Enhance assignment of tasks to workers - Githubissues

openzim / zimfarm

Farm operated by bots to grow and harvest new zim files

https://farm.openzim.org

GNU General Public License v3.0

84 stars 25 forks source link

Enhance assignment of tasks to workers #909

Open benoit74 opened 10 months ago

benoit74 commented 10 months ago

As of today, workers can select which scrapers they want to run.

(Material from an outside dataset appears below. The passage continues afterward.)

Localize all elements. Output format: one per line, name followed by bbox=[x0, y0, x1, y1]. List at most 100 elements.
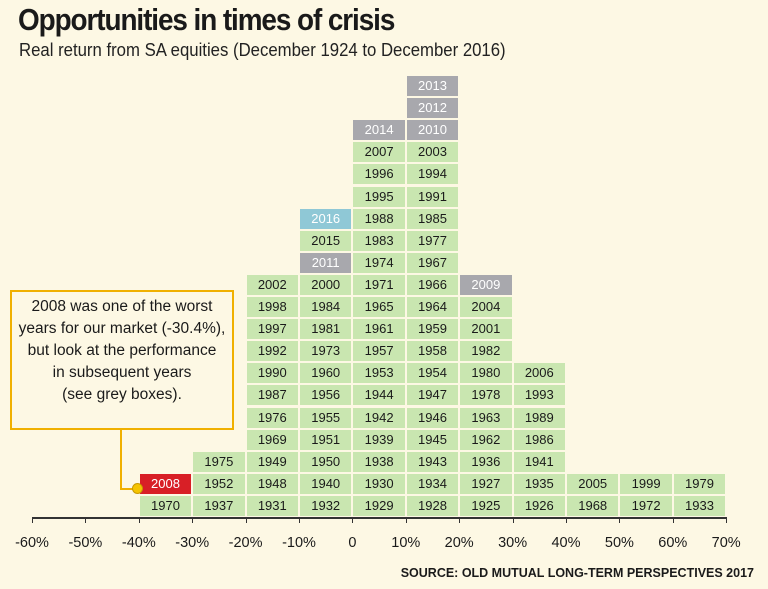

But at a central level, we have no control over which scrapers are allowed to run which scrapers, and this could be an issue for various reasons:

we want the task to be executed close to the server / on "approved" machines (e.g. mwoffliner tasks on mwoffliner machines)
the task cannot succeed if not executed on given machines (typically due to IP whitelisting)

So, in addition to the platforms limitation, we probably also need to:

control on a central side which workers can run which scrapers (e.g. mwoffliner should run only on mwoffliner workers) ; maybe at the recipe level ; or with specific tags
control on a central side the affectation of some recipes to some worker(s) (e.g. for Zimit recipes of a Cloudflare protected website, we want the recipe to run on a single worker whose IP has been whitelisted)

kelson42 commented 8 months ago

It seems pretty important to umplement this ticket , for Wikimedia recipes (not all mwoffliner recipes) because only the mwoffliner workers have a privileged access to Wikimedia API (no quota).